一度会って話した時、「ぽかん」とした顔をしていた。
「お前は酷いやつだ」という憎しみではなくて。「なんでわからないの?」「どうして私と同じ考えじゃないの?」という顔だった。
母は、自分が手を下さなくても、娘たちは自分の味方だと信じ切っていた。
怒鳴って暴力をふるって支配しなくても、「弱い母を守ってくれる子どもたち」という筋書きを手放さなかった。
わたしは、心を支配された。
わたしの心の中にはいつも母がいた。
いつも聞こえていた母の声が消えたのは、30歳を過ぎてからである。
自分自身に浸る暇はなかった。
私は、私だけのものじゃない、という意識が常にあった。
小学生の頃は、詩を書いていたし、物語のようなものを書き始めていた。
だけど、大人になるに従ってできなくなっていった。
かまってちゃん=母親が許さないのだから。
結婚してから夫がかまってちゃんでしんどいと言う人を見かけるけど
私は幼少期からかまってちゃんの面倒を見てきた。
私が大人に近づくと、母はますます私の未来を自分の描く未来に重ね始めた。
そして、私が母の言うなりにならなかった18歳以降、私を見るたびに罪悪感を植え付けるような態度に出た。
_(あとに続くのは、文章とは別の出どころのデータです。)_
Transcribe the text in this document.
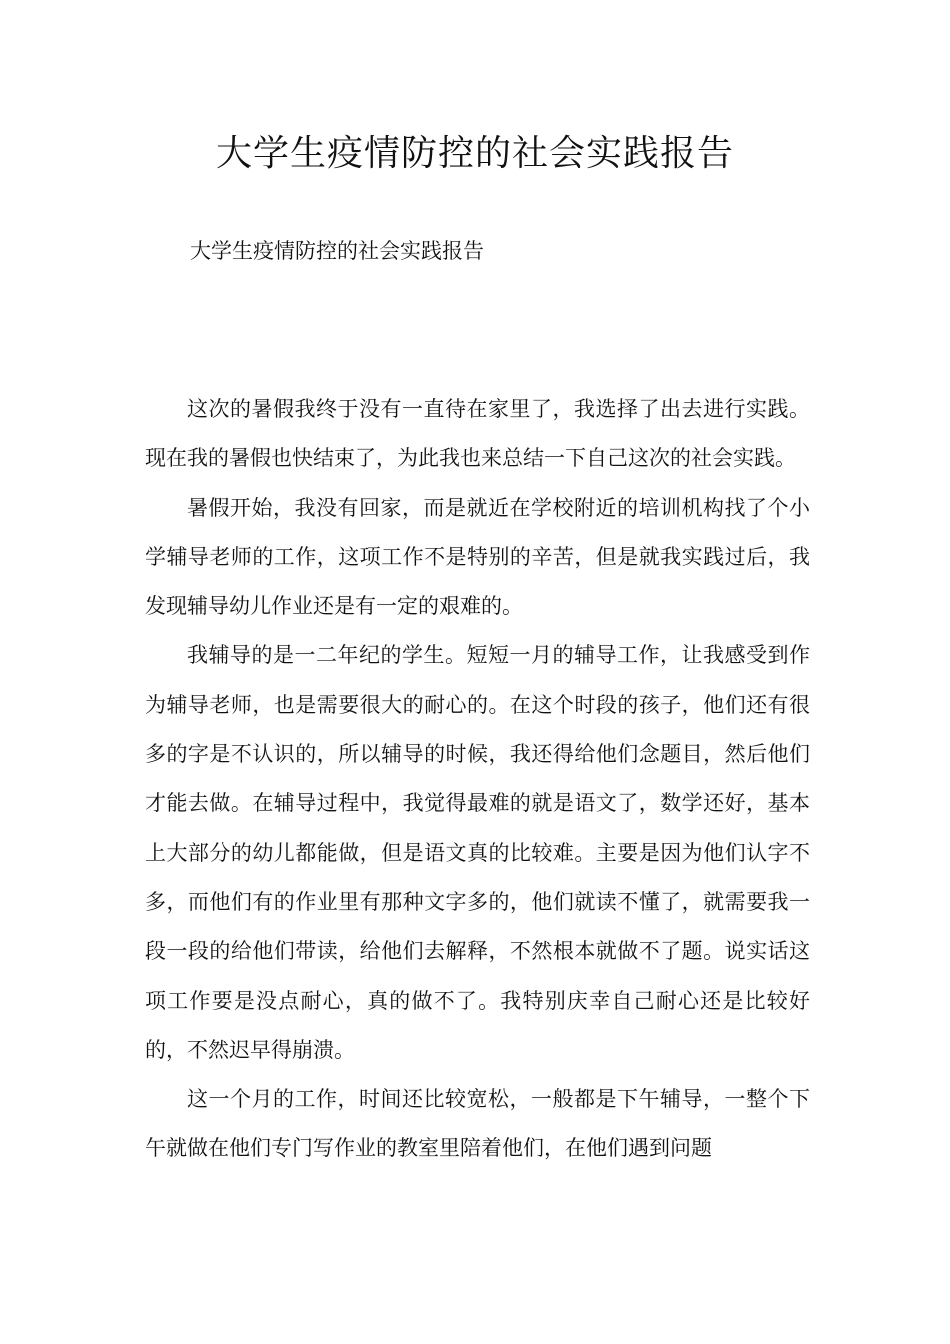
大学生疫情防控的社会实践报告

大学生疫情防控的社会实践报告

这次的暑假我终于没有一直待在家里了，我选择了出去进行实践。现在我的暑假也快结束了，为此我也来总结一下自己这次的社会实践。

暑假开始，我没有回家，而是就近在学校附近的培训机构找了个小学辅导老师的工作，这项工作不是特别的辛苦，但是就我实践过后，我发现辅导幼儿作业还是有一定的艰难的。

我辅导的是一二年纪的学生。短短一月的辅导工作，让我感受到作为辅导老师，也是需要很大的耐心的。在这个时段的孩子，他们还有很多的字是不认识的，所以辅导的时候，我还得给他们念题目，然后他们才能去做。在辅导过程中，我觉得最难的就是语文了，数学还好，基本上大部分的幼儿都能做，但是语文真的比较难。主要是因为他们认字不多，而他们有的作业里有那种文字多的，他们就读不懂了，就需要我一段一段的给他们带读，给他们去解释，不然根本就做不了题。说实话这项工作要是没点耐心，真的做不了。我特别庆幸自己耐心还是比较好的，不然迟早得崩溃。

这一个月的工作，时间还比较宽松，一般都是下午辅导，一整个下午就做在他们专门写作业的教室里陪着他们，在他们遇到问题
「私は可哀想な母親だ」という「顔」をするようになったのだ。
私が、自分だけの秘密を持ちたいのも、自分のプライベートを探られるのが嫌なのも
そのせいだって知ってる。
なんでもかんでも分かち合わなきゃ嫌がる母親がいたのが原因だ。
友達のことも全部知ろうとしたし、私が友達と親しくなるのを嫌がった。
母親は、私を取り込もうとした。
母親の心の闇まで私は飲み込まされた。
今も、自分が本当に何を望んでいるのかわからなくなる時がある。
「わたし」が喜んでいるのか、「私の中に入り込んだ母の意識」が喜んでいるのか。
「いいこと」をしようとすると、「わたし」は自分に反発してしまう。
母の意識に支配されたくないと自動的に思ってしまう。
もう、認めてもらうの認めてもらえないのの話ではない。
幼少期に母と一体になってしまった心を、自分の心だけを取り戻すことができるのかどうかすら、私にはわからない。
わたしは、人と話すのが好きだし得意だし、教えることも決して苦手ではない。
けれど、母から「小学校の先生になるのよね」と言われてきたことへの反発と憎しみから、どうしても教師になることができなかった。
「先生っぽい」と言われるたびに、心の中が削られた青春時代の記憶さえ蘇る。
今の私は魅力的な教師になれると思うんだけど(笑)
こういういびつなトラウマを理解してくれる人は少ない。
目に見える虐待から生還した人たちが世間で有名になる反面、私のようなトラウマを持った人は、生きづらさばかりが募って何もできなくなっていく。
「本当の私はどこにあるのか」を探ろうとするだけでエネルギーを消耗する。
親と喧嘩をするだけでいいなんて楽だなと思う程度には病んでいる。
実物を殺しても内なる母は死んでくれないから。
うん、やっと吐き出せた気がする。
ちょっと荒療治を試みようかな。これ以上、自分で自分を攻撃するのを止めるために。